The meta-analysis of ENB reported that pneumothorax occurred in 3.1% of the patients with 1.6% required chest tube drainage and minor or moderate bleeding was reported in 0.9% of the patients, none of them requiring specific treatment (24). Similarly, there were no severe complications observed in our study. In a word, ENB has turned out to be a safe technology for diagnosing PPLs.
There are some limitations in the study. First, it was a single center’s study and the data in our study were from a pulmonologist with rich experience in TBLB, making it unclear to generalize other less experienced pulmonologist. Although there exist some biases in the study, it still establishes a foundation for studies about the learning curve of ENB for pulmonologists experienced in TBLB. Second, some diseases in the study lacked definitive pathological diagnosis, and the final diagnosis was made by clinical and imaging follow-up. Third, the sample size was small and larger scaled and more generalized studies are needed to evaluate the learning curve further. Last but not the least, the study was not ENB alone. R-EBUS and fluoroscopy were used in the study, because ENB was a navigational tool and was often performed with tools confirming the lesion especially initially used.

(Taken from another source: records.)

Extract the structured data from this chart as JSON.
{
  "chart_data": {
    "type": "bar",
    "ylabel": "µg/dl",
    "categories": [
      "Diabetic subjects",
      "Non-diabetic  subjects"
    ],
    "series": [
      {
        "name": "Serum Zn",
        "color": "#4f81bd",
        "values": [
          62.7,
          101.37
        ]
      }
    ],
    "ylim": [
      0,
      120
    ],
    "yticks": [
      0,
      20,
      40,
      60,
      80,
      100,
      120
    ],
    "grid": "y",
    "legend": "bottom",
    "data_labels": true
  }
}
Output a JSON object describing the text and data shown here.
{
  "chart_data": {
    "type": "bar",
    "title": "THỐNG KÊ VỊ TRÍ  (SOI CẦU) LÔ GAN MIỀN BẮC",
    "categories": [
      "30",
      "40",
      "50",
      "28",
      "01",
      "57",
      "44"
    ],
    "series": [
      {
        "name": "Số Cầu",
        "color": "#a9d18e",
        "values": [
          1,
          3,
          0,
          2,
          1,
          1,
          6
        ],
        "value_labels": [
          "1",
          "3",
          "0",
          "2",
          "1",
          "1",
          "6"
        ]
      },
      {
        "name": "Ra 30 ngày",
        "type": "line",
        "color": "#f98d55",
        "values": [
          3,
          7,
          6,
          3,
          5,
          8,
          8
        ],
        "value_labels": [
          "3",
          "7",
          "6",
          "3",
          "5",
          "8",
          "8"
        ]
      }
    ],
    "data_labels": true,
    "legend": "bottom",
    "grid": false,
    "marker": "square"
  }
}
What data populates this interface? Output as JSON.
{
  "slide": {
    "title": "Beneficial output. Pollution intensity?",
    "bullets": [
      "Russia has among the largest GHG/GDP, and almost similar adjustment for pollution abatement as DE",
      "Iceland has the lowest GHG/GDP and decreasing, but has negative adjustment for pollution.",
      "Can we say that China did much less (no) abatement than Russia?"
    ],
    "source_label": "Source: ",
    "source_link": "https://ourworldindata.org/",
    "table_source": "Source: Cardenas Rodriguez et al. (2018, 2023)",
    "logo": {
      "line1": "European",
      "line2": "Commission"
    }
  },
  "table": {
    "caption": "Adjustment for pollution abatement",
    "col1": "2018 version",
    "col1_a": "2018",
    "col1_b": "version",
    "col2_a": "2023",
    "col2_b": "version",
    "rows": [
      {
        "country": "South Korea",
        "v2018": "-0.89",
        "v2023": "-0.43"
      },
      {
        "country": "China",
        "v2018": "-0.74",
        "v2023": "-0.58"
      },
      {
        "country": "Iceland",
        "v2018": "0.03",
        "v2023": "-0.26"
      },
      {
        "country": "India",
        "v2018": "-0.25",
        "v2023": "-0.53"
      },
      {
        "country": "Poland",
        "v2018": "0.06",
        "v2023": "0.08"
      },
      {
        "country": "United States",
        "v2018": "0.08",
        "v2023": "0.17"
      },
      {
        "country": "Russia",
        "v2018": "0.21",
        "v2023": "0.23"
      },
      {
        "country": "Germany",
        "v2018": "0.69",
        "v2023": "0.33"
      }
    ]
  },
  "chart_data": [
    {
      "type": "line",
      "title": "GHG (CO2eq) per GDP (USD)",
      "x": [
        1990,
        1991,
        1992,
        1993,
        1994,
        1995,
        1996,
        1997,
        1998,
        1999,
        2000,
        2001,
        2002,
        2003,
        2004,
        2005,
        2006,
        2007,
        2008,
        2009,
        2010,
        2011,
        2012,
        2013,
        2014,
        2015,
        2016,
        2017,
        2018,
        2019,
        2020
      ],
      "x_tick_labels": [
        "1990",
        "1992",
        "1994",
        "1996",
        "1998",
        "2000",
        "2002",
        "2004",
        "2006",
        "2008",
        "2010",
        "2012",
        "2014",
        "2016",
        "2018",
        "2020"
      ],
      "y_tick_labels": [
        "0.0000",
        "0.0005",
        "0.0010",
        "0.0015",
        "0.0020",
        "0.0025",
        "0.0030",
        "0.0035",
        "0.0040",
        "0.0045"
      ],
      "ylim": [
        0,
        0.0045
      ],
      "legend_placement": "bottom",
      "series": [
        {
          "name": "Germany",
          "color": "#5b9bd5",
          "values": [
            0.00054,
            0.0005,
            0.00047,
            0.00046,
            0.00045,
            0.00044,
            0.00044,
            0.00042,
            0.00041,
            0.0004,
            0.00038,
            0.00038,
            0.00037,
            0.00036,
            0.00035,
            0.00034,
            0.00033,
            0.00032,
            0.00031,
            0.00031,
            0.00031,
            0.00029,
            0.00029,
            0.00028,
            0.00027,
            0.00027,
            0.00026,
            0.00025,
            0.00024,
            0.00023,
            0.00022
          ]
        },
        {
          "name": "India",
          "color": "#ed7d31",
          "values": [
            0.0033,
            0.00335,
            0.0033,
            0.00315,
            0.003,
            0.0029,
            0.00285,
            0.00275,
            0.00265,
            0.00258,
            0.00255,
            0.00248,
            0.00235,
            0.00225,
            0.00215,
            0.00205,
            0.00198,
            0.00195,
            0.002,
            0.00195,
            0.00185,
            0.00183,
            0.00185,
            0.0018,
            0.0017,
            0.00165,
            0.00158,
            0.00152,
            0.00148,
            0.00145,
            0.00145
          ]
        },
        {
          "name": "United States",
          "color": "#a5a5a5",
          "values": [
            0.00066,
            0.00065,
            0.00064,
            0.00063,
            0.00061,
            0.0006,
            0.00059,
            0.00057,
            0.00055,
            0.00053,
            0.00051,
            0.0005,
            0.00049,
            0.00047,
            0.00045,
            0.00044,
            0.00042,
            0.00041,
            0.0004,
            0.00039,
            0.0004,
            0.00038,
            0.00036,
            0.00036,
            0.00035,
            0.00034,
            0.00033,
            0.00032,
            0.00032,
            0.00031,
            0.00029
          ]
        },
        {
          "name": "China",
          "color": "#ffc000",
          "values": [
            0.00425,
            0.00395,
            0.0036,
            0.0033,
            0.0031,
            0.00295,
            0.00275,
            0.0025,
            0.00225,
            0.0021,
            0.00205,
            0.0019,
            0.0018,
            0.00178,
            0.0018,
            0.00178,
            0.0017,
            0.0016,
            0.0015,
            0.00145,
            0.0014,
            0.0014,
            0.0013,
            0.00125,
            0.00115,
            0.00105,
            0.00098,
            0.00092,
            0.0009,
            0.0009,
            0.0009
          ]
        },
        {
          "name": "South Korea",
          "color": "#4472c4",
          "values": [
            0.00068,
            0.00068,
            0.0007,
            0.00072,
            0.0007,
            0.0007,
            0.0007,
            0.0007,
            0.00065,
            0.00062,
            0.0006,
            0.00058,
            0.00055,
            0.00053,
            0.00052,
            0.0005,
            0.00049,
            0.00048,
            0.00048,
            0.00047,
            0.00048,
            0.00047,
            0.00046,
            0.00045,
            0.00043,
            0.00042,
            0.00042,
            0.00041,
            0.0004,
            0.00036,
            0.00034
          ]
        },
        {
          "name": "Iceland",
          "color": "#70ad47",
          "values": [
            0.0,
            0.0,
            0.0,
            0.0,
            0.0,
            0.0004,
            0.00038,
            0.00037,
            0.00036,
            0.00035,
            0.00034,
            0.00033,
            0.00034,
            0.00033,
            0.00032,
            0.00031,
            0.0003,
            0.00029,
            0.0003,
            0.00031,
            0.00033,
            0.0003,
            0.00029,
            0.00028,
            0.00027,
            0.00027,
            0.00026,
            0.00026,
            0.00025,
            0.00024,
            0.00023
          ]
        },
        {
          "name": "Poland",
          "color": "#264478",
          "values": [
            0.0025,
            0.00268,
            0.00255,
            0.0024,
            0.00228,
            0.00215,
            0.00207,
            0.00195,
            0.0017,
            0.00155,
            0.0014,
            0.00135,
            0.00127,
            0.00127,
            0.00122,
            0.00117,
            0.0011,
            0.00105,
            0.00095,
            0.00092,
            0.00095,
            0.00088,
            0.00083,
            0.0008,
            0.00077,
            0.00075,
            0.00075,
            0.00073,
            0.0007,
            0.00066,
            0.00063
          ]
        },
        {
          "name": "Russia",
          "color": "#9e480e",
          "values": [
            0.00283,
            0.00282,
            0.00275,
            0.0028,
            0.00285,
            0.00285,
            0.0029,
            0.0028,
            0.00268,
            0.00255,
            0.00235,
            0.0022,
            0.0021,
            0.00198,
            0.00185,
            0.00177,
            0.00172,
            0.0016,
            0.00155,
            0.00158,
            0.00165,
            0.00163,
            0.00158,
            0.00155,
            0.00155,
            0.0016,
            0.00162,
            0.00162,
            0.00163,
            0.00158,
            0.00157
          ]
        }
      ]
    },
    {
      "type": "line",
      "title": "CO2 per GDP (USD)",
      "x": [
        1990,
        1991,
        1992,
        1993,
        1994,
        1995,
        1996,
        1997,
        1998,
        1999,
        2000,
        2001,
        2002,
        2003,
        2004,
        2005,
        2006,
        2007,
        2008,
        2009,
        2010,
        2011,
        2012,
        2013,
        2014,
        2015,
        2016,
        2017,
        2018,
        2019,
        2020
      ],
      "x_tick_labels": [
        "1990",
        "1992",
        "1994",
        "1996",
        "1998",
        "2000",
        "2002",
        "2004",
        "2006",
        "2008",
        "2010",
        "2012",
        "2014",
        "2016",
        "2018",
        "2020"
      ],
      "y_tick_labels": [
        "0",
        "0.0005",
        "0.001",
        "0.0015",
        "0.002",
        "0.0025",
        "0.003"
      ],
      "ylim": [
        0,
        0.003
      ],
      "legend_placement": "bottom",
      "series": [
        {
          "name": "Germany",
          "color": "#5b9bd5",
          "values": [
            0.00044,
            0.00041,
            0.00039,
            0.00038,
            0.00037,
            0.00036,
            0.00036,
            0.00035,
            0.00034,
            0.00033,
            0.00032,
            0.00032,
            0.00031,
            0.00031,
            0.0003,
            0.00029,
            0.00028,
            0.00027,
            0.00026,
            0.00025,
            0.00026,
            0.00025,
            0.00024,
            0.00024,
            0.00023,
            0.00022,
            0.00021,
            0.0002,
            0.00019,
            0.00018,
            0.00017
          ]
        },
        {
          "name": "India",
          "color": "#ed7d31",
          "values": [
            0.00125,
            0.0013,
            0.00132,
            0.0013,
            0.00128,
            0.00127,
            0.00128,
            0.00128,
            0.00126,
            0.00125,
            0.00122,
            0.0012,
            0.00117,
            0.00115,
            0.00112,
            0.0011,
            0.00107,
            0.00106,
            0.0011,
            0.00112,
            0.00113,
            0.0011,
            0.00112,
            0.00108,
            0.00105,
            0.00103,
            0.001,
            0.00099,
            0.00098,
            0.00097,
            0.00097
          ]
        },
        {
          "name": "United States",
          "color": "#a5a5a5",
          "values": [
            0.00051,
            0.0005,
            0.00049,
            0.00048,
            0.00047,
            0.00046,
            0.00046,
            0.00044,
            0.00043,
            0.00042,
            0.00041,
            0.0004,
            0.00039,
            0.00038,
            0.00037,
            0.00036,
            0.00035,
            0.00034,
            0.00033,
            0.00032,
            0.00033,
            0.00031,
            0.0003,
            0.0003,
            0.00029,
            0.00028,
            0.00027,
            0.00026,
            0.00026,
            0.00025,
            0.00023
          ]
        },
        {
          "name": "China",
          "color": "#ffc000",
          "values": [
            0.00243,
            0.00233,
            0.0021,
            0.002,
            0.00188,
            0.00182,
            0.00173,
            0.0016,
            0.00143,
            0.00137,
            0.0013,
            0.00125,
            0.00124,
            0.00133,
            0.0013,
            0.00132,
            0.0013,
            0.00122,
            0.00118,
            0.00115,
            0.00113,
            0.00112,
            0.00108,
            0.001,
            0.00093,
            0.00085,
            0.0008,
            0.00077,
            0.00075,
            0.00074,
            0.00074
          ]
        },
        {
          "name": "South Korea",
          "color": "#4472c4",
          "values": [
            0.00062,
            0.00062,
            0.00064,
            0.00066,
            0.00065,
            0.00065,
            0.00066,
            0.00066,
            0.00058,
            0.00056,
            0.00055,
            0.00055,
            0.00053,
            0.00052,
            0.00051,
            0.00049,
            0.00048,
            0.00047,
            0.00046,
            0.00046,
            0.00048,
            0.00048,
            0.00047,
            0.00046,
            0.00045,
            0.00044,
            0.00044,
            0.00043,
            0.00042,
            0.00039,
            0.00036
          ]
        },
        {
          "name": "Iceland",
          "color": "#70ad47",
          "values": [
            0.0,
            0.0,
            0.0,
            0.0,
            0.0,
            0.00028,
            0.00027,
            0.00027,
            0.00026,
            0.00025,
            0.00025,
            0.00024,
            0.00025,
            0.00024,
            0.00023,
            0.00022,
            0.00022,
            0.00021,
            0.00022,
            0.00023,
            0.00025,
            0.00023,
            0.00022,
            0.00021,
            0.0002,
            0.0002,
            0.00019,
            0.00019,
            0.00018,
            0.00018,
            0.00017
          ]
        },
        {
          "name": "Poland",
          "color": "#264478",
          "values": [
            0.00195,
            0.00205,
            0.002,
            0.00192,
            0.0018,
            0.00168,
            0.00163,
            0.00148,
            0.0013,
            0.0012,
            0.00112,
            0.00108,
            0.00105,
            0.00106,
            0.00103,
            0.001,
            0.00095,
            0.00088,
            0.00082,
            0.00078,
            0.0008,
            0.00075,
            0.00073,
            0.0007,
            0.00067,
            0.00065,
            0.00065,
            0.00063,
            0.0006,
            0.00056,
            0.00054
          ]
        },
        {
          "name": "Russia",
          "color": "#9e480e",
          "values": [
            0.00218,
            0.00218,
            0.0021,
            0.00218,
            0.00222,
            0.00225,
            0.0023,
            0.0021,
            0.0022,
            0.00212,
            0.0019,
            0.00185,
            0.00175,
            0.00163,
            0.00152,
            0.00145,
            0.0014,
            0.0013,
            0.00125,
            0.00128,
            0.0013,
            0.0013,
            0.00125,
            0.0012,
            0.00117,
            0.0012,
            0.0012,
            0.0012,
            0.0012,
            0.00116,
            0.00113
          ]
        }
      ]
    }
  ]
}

ENB has been proven to be a safe technology with a high diagnostic yield and can be preliminary grasped after a short period of training. The learning curve based on procedure time could be stable after 14 procedures and there was no obvious learning curve based on diagnostic yield for a pulmonologist experienced in TBLB. The specimens obtained from ENB are adequate for histologic subtyping and driver gene testing.
Funding: This work was supported by Shanghai Chest Hospital key project (2014YZDC20200), Shanghai Municipal Hospitals’ Rising and Leading Technology Program (SHDC12015115), Scientific Research Program by Science and Technology Commission of Shanghai Municipality (15441900502, 15411964300).
Conflicts of Interest: The authors have no conflicts of interest to declare.
Ethical Statement: The study was approved by the local ethics committee and the ethics approval number was KS1530. All the patients participating in the study were provided with written informed consent.